That seems pretty damn fast, I’m really doubtful that there are any implementations out there much faster than that except for possibly object ID dicts (which are available in Julia, by the way). This is also on a rather slow laptop CPU. Granted this doesn’t necessarily guarantee that every object has efficient hashing, perhaps there are some common objects which have poor hashing?
It really depends on what you hash - there’s different implementations for different types. You can check them here and here. There may be other reasons beside performance for why each implementation was chosen - @StefanKarpinski may be able to shed some light on that, based on the git blame for those files.
I have used quite large Dicts and ObjectIdDicts and they were reasonably fast for the task (I have not benchmarked other hash tables to compare) with the exception of rehashing ObjectIdDict which takes hours when it reaches a certain size. sizehint! is your friend here if you know the approximate size of your Dict.
julia> A = rand(5);
julia> using BenchmarkTools
julia> @benchmark A[$1]
BenchmarkTools.Trial:
memory estimate: 16 bytes
allocs estimate: 1
--------------
minimum time: 20.913 ns (0.00% GC)
median time: 21.449 ns (0.00% GC)
mean time: 28.138 ns (19.46% GC)
maximum time: 40.808 μs (99.93% GC)
--------------
samples: 10000
evals/sample: 996
I seem to remember at some point understanding the reason why that seems slow, but right now I can’t think of what that might be and this strikes me as slow. Perhaps I’m just wrong and that’s a reasonable number.
On the bright side, it seems like hashing alone is really damn fast.
Cool. Can somebody please explain what interpolated means in this context. I only know about numerical interpolation and string interpolation in Julia. I am guessing it has to do with scope and local variables vs global variables.
Further, what’s the difference between @btime and normal @time in this context.
Also, how can I check what hashing algorithm that is used by default for different types.
@time literally just puts a timer around your code, so you might be including times other than the execution of your code like, especially, compile time. You’ve probably noticed that @time tends to be much faster after you run it on the same function a couple of times. @btime ensures that it only measures the actual execution of code.
In this context and interpolated value means a value that was computed before it goes into benchmarking. For example @btime x[$(rand(1:3))] executes rand before benchmarking, stores the value and uses that value as input to the benchmark.
Also, the @edit macro is extremely useful. Try, for example @edit rand().
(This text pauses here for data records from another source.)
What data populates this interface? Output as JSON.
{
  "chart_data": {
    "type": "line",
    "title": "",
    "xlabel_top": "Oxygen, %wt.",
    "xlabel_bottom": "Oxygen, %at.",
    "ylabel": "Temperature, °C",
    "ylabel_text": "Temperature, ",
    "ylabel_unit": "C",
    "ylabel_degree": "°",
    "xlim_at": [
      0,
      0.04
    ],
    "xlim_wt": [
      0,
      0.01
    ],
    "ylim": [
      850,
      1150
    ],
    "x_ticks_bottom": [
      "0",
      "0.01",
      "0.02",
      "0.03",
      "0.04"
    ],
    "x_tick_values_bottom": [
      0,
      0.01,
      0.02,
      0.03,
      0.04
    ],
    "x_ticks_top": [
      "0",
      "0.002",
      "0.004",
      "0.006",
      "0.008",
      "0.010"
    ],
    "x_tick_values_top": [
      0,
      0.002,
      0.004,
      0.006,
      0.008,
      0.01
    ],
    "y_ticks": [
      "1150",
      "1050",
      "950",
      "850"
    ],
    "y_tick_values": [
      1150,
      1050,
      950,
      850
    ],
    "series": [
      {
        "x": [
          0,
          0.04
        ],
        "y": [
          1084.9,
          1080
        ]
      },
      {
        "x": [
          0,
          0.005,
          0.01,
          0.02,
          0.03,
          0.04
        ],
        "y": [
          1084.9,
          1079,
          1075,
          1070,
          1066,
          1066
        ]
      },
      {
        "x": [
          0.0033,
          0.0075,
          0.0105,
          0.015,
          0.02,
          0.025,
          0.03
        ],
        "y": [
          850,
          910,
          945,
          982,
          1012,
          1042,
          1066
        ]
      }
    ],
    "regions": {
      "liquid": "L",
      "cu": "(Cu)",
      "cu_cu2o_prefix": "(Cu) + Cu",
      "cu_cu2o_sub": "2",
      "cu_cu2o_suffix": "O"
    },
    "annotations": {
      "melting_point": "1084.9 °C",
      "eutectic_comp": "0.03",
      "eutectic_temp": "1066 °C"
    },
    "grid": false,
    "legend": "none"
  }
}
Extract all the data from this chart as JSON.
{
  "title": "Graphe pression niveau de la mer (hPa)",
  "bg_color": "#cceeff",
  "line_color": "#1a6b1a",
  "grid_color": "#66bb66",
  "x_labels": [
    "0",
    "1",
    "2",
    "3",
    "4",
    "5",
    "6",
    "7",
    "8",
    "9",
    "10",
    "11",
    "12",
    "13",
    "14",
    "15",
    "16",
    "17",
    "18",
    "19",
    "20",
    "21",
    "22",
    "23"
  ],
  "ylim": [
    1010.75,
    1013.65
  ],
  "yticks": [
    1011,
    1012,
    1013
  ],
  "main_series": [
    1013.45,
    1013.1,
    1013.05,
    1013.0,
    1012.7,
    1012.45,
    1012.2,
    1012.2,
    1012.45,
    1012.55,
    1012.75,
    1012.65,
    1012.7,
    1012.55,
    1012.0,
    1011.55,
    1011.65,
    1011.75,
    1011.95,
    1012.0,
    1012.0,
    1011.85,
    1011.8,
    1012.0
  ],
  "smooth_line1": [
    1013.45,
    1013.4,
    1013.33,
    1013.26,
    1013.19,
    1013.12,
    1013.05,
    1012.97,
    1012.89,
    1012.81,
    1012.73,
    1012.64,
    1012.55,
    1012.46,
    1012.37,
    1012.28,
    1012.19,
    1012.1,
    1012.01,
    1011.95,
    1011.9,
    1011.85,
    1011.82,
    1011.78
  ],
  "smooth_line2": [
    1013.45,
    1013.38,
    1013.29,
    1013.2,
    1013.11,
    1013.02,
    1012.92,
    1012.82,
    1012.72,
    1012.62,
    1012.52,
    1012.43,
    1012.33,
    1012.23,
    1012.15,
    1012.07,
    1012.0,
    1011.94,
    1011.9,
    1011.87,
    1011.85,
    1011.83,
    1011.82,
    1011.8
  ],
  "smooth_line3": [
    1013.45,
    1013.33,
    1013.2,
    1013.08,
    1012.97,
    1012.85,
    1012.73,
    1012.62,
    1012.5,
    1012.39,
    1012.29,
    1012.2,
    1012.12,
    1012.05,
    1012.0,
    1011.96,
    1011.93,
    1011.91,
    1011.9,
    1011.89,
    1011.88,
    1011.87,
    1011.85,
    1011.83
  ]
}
In this context its expression interpolation. Its a metaprogramming concept. Here $A basically says “instead of using a reference to variable A, just replace it with its value”.
Yes, and in particular it is used by @btime to allow you to benchmark expressions involving global variables without paying the usual performance price in Julia for working with globals.
Without interpolation, an expression like @btime dict[3] is including the time to look up the type of dict and determine (dynamically) the correct getindex method to call for getindex(dict, 3) (= dict[3]), because dict is a non-constant global variable. This is typically not what you want, because real performance-sensitive code in Julia will normally occur in functions and act on local variables whose types are known to the compiler. By doing @btime $dict[3], it interpolates the value of dict into the expression, and allows the @btime macro to time it with the type known at compile time.
Check the links to github I posted before, you should find the implementations there. As far as I’m aware, there’s no formal description of which algorithm is used precisely and why.